The aid still needs approval from Congress. Clinton said the United States was also negotiating a separate package in which Washington would offer loan guarantees to raise hundreds of millions of dollars in capital for Tunisia.
Clinton, who spoke by telephone Wednesday with Prime Minister Hamadi Jebali, said the aid would let Tunisia pay down debts to the World Bank and African Development Bank left over from dictator Zine El Abidine Ben Ali's 23-year regime.
The $100 million US cash transfer will allow Tunisia "to instead use this money for its priority programs, accelerating economic growth and job creation," Clinton said in a statement.

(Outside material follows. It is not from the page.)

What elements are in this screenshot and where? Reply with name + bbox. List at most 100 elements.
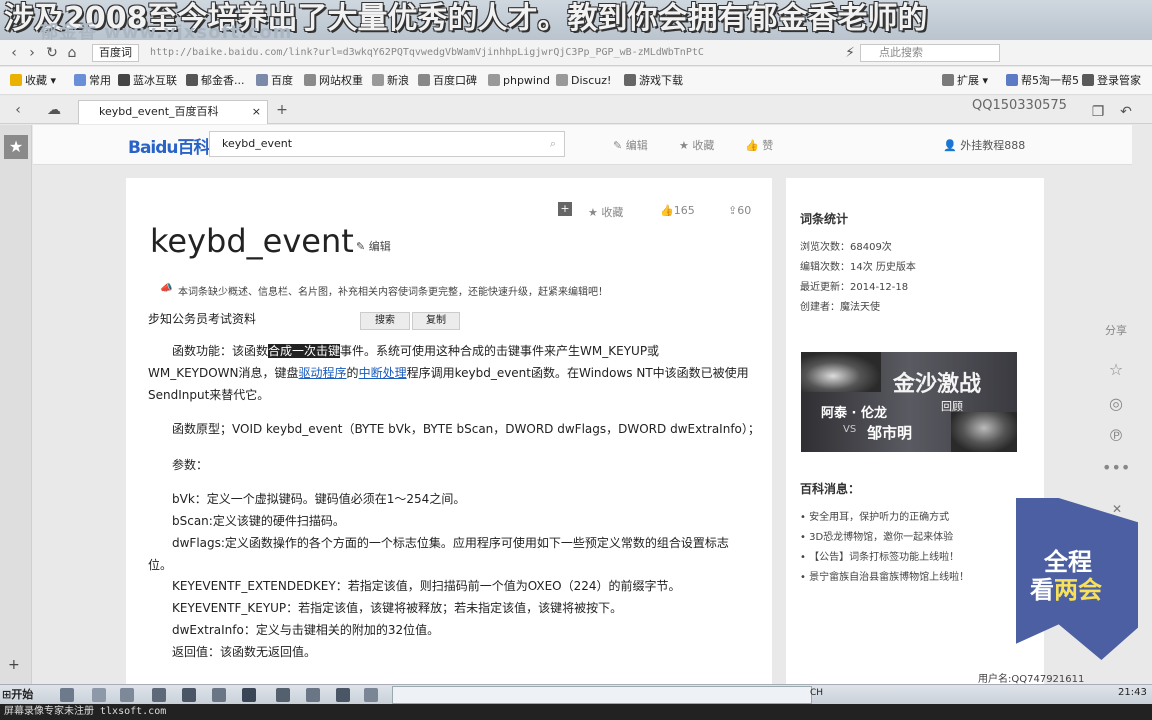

"As Tunisia progresses into the next phase of its historic democratic transition, the United States is working to help accelerate economic growth that benefits all, ensure that democracy delivers for the Tunisian people, and to help Tunisian businesses -- large and small -- become engines of job creation," Clinton said.
"We call on other partners in the international community to join us in supporting Tunisia and ensuring economic opportunities for more Tunisian people," she said.
Tunisians, inspired by a fruit vendor who set himself on fire after humiliation by authorities, took to the streets and ousted Ben Ali in January 2011.
The uprising spawned the so-called Arab Spring that has contributed to the ouster of authoritarian leaders in Egypt, Libya and Yemen and helped fuel a bloody one-year uprising against Syrian President Bashar al-Assad.
President Barack Obama's administration has put a top priority on building relations with the new democracies in the Arab world.
Despite past US support for Ben Ali, the United States has maintained friendly relations with Tunisia's new government and welcomed its hosting of a major international meeting on Syria in February.